Source : burundi réalité
Soit vous fermez de votre propre gré, soit on vous y forcera par tous les moyens": Radio Isanganiro, cible d'une campagne agressive du parti au pouvoir
Source: Reporters sans frontières (RSF)
Bujumbura
- septembre 14, 2006
(RSF)
- (RSF/IFEX) - Reporters sans frontières exprime son inquiétude face
à l'hostilité croissante des partisans du Conseil national pour la défense de la
démocratie-Forces de défense de la démocratie (CNDD-FDD), le parti au pouvoir, à
l'égard de la radio privée Isanganiro. Le rédacteur en chef de la radio,
notamment, fait l'objet d'une campagne de calomnies et de menaces, tandis qu'un
de ses journalistes a été maltraité lors d'un meeting du parti présidentiel." A
défaut d'entendre nos appels au calme, le président Pierre Nkurunziza doit enfin
prendre conscience du mal que cette campagne agressive et absurde entretenue par
ses partisans cause à son pays. La violence verbale, les menaces et la haine
sont extrêmement dangereuses pour la démocratie. Radio Isanganiro et ses
journalistes ne font que leur travail et les accusations portées contre eux sont
infondées. Il est urgent que ce climat d'hostilité s'apaise", a déclaré
Reporters sans frontières.
English: Journalists receive death threats as ruling party supporters target
radio station in aggressive campaign
Pays/Sujet: Burundi
Date: 15 septembre 2006
Source: Reporters sans frontières (RSF)
Personne(s): Tatien Nkeshimana, Gabriel Nikundana
Cible(s): Rdacteur(s) , journaliste(s) , station(s) de radio
Type(s) d'infraction(s): agression , menace de mort , harclement
Niveau de priorité: Flash
Le 12 septembre 2006, un e-mail anonyme a été envoyé à l'adresse générale de la radio, qui diffuse aussi sur Internet. Selon le message, non signé et rédigé en kirundi, Isanganiro n'a "d'autres objectifs que de calomnier le nouveau régime issu des urnes". Le message intime à la radio de fermer son site web ( http://www.isanganiro.org ) : "Soit vous fermez de votre propre gré, ou on sera obligé de vous y forcer par tous les moyens. On vous demande maximum un mois, passé ce délai, gare à ce qui vous arrivera." Des menaces de mort y sont proférées à l'encontre des journalistes et de leurs familles, dont six sont nommément cités, leur conseillant de "se rappeler qu'ils sont encore sur terre, sinon, ils seront tués". L'expéditeur du message, "Burundi gov", utilise l'adresse intumwaburundi@yahoo.fr. "Intumwa" est le nom du journal animé par le premier conseiller de la présidence en charge de la communication, Willy Nyamitwe. Il est toutefois impossible d'identifier avec certitude l'auteur des menaces.

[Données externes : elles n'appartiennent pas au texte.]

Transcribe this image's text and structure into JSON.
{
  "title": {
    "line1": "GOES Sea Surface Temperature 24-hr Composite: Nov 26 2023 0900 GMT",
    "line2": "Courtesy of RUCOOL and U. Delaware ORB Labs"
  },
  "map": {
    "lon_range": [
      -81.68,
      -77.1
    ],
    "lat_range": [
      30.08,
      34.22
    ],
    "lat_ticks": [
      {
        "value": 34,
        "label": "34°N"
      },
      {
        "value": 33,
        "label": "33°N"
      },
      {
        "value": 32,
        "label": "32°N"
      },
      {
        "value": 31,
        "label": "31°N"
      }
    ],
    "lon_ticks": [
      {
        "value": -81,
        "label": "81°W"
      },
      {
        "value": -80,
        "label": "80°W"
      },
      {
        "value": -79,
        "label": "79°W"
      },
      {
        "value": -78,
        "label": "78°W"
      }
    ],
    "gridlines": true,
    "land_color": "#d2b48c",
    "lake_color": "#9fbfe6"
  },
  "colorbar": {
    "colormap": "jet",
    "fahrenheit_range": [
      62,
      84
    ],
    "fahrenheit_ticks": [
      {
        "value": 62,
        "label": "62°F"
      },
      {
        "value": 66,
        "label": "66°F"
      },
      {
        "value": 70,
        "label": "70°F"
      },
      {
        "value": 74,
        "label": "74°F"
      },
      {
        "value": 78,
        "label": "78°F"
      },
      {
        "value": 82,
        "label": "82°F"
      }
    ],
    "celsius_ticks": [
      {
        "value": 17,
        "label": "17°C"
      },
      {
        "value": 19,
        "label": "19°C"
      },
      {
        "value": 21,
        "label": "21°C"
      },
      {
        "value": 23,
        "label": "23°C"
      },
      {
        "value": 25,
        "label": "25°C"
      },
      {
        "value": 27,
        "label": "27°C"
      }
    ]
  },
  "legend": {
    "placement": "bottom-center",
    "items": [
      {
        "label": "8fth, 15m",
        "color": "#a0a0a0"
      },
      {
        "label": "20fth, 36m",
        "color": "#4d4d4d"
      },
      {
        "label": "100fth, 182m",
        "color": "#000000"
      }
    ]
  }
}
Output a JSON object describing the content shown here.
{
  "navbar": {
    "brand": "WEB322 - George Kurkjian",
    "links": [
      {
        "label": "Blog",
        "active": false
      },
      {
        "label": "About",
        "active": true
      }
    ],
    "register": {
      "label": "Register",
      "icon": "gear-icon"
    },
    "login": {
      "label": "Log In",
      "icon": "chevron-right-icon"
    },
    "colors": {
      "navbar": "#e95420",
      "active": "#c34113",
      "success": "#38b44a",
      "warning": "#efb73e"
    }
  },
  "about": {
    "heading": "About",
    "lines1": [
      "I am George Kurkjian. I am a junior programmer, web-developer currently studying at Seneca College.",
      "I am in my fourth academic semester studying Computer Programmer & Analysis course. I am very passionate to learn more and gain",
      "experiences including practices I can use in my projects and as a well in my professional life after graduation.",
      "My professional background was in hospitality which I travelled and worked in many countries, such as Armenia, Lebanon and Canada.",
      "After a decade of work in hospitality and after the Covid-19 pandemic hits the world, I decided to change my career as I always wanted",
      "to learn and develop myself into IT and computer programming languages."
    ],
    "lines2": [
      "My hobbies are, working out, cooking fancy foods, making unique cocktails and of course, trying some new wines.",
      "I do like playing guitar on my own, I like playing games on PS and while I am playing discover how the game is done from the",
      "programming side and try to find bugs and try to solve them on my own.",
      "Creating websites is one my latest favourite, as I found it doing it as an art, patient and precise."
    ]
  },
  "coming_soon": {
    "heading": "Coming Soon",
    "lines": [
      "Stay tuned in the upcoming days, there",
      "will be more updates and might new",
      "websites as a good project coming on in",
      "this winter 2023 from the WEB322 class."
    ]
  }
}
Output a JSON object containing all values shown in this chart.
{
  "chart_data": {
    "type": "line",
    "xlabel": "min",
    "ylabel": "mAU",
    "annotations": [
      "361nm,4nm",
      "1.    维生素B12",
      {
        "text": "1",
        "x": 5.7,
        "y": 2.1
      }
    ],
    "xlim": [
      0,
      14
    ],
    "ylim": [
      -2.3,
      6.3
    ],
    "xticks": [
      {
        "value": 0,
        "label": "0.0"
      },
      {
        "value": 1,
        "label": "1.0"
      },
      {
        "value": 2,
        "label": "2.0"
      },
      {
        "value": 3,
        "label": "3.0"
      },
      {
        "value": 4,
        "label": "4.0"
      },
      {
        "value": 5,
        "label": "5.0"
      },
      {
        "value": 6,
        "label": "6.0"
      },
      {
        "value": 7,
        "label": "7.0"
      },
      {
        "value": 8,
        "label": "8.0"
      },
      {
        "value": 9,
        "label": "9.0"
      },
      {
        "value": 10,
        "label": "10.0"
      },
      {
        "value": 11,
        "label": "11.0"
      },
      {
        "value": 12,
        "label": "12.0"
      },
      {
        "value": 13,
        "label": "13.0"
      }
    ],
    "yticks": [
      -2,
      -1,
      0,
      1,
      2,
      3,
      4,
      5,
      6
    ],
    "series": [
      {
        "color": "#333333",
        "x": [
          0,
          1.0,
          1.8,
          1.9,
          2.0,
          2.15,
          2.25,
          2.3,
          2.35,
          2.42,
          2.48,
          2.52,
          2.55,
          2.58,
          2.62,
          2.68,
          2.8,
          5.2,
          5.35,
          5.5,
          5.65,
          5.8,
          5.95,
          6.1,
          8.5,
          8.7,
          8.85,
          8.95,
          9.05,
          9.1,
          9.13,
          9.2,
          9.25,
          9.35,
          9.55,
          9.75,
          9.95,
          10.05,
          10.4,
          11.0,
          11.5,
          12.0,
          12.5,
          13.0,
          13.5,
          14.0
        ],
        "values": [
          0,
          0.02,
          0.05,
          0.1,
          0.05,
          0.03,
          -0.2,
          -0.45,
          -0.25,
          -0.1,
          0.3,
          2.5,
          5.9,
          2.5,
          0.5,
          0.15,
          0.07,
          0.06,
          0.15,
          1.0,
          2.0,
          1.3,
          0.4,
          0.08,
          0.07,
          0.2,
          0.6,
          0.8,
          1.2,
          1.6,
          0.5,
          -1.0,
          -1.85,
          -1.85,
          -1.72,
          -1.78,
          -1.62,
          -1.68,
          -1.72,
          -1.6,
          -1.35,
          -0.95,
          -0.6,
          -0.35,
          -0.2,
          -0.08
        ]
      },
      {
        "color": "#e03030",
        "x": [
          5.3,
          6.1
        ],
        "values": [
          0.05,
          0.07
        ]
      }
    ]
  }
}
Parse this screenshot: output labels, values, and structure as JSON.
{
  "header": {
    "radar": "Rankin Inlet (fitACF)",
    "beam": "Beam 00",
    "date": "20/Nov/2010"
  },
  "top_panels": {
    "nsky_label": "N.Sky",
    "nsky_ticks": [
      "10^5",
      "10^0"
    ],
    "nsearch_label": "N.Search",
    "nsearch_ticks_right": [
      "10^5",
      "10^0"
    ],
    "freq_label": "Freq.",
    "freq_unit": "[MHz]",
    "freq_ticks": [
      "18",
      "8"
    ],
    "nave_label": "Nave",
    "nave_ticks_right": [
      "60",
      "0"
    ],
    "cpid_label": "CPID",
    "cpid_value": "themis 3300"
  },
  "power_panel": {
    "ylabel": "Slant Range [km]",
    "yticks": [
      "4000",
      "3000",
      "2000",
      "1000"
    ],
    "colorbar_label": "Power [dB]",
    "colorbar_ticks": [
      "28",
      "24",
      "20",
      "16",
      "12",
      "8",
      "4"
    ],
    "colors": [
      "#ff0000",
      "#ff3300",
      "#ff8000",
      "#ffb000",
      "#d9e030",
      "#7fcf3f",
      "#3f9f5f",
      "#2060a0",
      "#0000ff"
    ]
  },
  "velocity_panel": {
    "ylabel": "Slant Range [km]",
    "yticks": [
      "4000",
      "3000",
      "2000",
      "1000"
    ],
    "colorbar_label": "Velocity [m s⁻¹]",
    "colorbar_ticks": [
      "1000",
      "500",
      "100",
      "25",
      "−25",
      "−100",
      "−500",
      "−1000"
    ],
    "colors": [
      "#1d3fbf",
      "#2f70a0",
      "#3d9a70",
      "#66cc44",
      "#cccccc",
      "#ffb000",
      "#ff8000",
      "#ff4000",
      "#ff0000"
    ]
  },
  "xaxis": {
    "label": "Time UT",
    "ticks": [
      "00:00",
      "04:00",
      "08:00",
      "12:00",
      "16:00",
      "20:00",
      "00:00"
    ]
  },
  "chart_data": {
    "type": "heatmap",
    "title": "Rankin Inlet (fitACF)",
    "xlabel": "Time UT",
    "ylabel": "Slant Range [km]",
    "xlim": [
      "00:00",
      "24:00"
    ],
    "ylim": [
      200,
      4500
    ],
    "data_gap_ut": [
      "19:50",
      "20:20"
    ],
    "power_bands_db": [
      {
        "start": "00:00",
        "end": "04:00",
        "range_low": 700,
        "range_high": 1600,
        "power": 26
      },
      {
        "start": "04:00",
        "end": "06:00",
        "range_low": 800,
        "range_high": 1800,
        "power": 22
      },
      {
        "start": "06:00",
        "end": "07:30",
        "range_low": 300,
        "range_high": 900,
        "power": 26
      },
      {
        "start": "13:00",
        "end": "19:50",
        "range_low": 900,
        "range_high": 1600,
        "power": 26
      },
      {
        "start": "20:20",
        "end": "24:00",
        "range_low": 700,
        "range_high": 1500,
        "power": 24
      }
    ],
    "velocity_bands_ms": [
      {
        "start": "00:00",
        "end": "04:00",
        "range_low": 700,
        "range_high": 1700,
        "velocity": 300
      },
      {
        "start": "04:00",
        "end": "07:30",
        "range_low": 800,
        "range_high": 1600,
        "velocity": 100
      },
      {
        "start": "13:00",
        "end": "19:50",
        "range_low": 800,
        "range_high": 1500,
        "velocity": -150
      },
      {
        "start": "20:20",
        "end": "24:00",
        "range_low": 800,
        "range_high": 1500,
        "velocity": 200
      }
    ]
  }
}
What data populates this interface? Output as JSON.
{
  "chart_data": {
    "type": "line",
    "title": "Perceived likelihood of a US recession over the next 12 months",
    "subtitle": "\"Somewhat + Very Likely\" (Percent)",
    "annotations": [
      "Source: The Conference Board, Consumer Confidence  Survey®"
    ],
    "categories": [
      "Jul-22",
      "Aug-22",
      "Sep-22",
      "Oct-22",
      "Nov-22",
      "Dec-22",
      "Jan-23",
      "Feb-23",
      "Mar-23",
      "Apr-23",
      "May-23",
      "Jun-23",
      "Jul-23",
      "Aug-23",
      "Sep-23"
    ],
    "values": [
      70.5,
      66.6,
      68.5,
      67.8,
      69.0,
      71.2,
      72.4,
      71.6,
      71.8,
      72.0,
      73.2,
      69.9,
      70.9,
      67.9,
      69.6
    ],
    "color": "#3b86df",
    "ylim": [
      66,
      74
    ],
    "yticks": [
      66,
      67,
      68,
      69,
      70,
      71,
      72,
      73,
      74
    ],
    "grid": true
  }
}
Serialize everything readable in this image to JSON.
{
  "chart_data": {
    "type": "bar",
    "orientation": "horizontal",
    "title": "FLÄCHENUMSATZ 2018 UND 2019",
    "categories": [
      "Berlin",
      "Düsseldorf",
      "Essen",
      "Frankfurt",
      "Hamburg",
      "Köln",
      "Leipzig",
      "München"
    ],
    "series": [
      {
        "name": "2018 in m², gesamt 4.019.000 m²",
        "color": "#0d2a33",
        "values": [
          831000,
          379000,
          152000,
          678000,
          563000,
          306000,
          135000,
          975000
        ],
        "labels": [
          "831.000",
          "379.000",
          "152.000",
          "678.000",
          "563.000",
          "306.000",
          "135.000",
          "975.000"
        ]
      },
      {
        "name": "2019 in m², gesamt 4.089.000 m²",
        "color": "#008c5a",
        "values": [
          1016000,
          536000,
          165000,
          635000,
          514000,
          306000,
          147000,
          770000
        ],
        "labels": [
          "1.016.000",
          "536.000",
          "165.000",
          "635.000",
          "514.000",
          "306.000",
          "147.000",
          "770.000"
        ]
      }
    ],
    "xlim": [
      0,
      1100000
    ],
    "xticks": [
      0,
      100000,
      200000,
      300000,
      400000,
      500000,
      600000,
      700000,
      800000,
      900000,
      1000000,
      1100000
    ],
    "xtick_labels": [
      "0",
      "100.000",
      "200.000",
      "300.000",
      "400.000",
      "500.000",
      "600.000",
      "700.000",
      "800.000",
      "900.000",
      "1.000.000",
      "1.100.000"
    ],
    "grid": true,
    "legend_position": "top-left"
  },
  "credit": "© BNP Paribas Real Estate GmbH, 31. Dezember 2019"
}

Depuis l'affaire du coup d'Etat qui aurait été déjoué au mois d'août, trois
radios privées, Isanganiro, la Radio publique africaine (RPA) et Bonesha FM,
sont régulièrement prises à partie par les partisans du CNDD-FDD (consulter des
alertes de l'IFEX des 23, 21 et 8 août 2006). Récemment, les actes menaçants à
l'encontre des journalistes d'Isanganiro se sont multipliés. Le 12 septembre,
par exemple, Tatien Nkeshimana, officiellement invité par le ministère des
Travaux publics à couvrir une intervention du chef de l'Etat, Pierre Nkurunziza,
au stade Saint-Augustin à Buyenzi, commune urbaine de Bujumbura, a été agressé
par des hommes en civil. Ces derniers lui ont interdit d'enregistrer ou de
prendre en note le discours du président et lui ont confisqué son carnet et son
matériel de reportage, ainsi que son téléphone portable. Son matériel lui a été
restitué plus tard après l'intervention d'un confrère de la télévision publique.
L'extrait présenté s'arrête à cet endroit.